Which I think is important. (And not only because I truly believe in and support the dynasty that is Bake Off.) TV as a survival tool has become a bankable coping mechanism, providing a space in which we can sit, watch, and remind ourselves that people are good, not everything is on fire, and hope is a thing we can still hold on to.
Queer Eye does the same. When I watch it (like any/all of you), I — via the generous work of the Fab Five — lower my guard enough to follow each hero through their peaks, valleys, and emotional reckonings. I cry when the cast cries, celebrate when a subject’s friends and family does, and end each episode convinced that okay, whew: we may be in a social and political vice and our brains and hearts may hurt to the point of wanting to burst, but there is still good. Good things still happen. Good people still exist. It isn’t the end of the line, even if we only get a handful of episodes about a handful of people who choose to be better. It’s enough to keep the porch light on a little longer.

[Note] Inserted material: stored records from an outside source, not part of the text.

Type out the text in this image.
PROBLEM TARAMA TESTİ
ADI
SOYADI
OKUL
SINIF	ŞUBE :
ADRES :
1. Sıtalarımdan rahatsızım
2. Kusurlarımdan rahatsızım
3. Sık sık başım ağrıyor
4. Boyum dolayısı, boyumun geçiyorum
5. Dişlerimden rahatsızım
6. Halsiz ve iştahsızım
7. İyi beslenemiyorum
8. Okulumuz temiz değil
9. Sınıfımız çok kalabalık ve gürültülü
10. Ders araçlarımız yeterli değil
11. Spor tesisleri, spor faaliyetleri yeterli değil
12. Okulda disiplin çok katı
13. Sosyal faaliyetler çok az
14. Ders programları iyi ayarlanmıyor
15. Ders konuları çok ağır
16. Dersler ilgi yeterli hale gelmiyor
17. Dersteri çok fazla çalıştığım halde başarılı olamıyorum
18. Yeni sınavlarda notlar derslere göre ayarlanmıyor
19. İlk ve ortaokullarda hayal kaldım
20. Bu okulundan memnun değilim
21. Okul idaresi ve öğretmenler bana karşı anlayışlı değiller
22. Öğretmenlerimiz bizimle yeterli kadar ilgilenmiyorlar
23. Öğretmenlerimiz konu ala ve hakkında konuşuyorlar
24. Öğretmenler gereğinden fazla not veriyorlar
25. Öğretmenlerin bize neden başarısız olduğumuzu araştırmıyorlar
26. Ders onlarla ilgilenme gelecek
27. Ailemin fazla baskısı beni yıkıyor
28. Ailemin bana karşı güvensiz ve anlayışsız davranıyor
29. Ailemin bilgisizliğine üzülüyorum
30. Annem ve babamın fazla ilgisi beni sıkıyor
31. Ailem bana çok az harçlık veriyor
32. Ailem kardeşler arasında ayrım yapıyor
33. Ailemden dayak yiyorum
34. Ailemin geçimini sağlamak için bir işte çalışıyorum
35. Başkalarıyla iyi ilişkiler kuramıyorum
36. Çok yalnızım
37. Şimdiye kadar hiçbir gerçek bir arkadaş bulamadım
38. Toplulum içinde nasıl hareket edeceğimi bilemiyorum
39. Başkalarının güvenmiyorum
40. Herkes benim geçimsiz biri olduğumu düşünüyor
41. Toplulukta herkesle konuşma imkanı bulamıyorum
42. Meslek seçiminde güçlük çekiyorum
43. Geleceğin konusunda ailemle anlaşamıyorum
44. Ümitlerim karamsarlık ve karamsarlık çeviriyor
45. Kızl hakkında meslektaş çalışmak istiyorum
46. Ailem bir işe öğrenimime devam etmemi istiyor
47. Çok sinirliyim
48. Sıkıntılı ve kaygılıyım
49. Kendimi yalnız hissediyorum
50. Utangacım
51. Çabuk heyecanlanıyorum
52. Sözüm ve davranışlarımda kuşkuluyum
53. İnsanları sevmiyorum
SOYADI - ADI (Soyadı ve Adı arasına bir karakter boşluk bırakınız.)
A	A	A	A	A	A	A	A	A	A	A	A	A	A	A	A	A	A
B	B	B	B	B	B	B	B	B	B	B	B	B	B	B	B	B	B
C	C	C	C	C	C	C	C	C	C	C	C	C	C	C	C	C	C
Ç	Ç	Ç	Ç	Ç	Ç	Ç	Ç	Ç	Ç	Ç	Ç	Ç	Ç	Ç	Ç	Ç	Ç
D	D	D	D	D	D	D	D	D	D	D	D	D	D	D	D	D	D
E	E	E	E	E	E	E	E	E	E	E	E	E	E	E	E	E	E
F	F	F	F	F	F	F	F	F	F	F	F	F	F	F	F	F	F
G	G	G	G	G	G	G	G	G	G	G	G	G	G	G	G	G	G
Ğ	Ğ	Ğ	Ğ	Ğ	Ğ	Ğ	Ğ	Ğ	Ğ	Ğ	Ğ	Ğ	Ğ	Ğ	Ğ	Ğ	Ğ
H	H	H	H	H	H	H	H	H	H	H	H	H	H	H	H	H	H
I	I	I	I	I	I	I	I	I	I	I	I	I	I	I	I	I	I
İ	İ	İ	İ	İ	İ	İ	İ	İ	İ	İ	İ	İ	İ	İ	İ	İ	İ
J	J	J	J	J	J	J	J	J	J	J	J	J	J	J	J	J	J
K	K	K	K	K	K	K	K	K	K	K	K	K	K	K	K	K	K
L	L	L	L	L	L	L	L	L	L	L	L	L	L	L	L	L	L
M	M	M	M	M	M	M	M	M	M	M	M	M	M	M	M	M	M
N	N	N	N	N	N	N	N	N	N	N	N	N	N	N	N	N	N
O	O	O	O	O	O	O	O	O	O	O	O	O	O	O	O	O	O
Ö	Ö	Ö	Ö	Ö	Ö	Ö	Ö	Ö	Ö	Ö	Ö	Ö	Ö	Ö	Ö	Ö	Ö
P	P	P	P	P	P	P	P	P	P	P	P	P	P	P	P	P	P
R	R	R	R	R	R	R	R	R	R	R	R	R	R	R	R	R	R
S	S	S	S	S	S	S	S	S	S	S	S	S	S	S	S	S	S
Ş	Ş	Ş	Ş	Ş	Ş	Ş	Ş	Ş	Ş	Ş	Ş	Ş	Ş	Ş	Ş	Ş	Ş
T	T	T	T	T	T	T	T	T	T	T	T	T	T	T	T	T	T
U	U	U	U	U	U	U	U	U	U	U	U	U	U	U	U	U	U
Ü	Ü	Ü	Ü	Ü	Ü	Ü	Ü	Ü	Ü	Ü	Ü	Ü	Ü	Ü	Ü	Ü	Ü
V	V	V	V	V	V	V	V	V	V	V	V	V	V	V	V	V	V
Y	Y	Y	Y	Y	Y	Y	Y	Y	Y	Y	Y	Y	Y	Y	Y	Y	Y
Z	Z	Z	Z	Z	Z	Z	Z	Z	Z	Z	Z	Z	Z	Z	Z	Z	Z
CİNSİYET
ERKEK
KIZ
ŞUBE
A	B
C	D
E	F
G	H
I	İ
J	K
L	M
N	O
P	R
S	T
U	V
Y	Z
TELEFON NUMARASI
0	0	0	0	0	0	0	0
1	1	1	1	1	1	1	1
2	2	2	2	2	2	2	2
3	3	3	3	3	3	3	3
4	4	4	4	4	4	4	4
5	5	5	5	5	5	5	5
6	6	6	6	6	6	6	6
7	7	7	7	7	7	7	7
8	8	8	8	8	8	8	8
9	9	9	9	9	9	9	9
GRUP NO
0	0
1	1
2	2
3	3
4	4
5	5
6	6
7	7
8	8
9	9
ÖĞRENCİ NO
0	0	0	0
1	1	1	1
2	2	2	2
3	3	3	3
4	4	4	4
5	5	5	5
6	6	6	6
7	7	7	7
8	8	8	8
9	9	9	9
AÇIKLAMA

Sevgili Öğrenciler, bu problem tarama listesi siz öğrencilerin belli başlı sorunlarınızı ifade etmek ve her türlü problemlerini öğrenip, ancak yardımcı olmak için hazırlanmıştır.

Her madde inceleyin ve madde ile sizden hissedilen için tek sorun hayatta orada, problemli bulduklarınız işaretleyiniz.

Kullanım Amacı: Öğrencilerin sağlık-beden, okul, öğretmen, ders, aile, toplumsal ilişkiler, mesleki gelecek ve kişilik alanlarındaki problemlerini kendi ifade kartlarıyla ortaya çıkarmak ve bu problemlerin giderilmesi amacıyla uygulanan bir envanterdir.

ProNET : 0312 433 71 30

Which is what a decent comfort watch does, even if those shows aren’t steeped in the same “Life isn’t terrible and neither are all people” messages. While Queer Eye and Bake Off (my favourites) may deal in reminding viewers that there is hope for us all, series like RuPaul’s Drag Race, Vanderpump Rules, Real Housewives, and The Bachelor offer comfort in a buffet of other ways. Some provide comic relief. Others offer a escapist glimpse into a made-up world in which the pavement is always wet and roses are a currency. And then there’s RuPaul’s Drag Race, which is an exercise in art, humour, self-expression, culture, education, and acceptance. (Sometimes I watch Sasha Velour lipsyncing in the finale just to feel inspired to, I don’t know . . . fucking try? Just try for once in my life?) Comfort is abstract, and it looks different to each of us. It also doesn’t make something less valuable or important or smart or interesting. It’s merely the vessel through which we stay afloat.
And right now, we need to stay afloat desperately. So those few hours every week — or night — are essential in keeping us alive. So whether it’s Bake Off for the millionth time (I can recite almost every episode by heart, but holy, I will never feel as at-peace as I do watching British people make pie) or Real Housewives or, I don’t know, the first two seasons of Grey’s Anatomy, own the shit out of your comfort watch and dive in and hold it close. You need to recharge any way you can, and there are many worse ways than sobbing to Queer Eye, reminded for a fleeting moment that good things can and still do and will happen, especially at the kindness and generosity of relative strangers.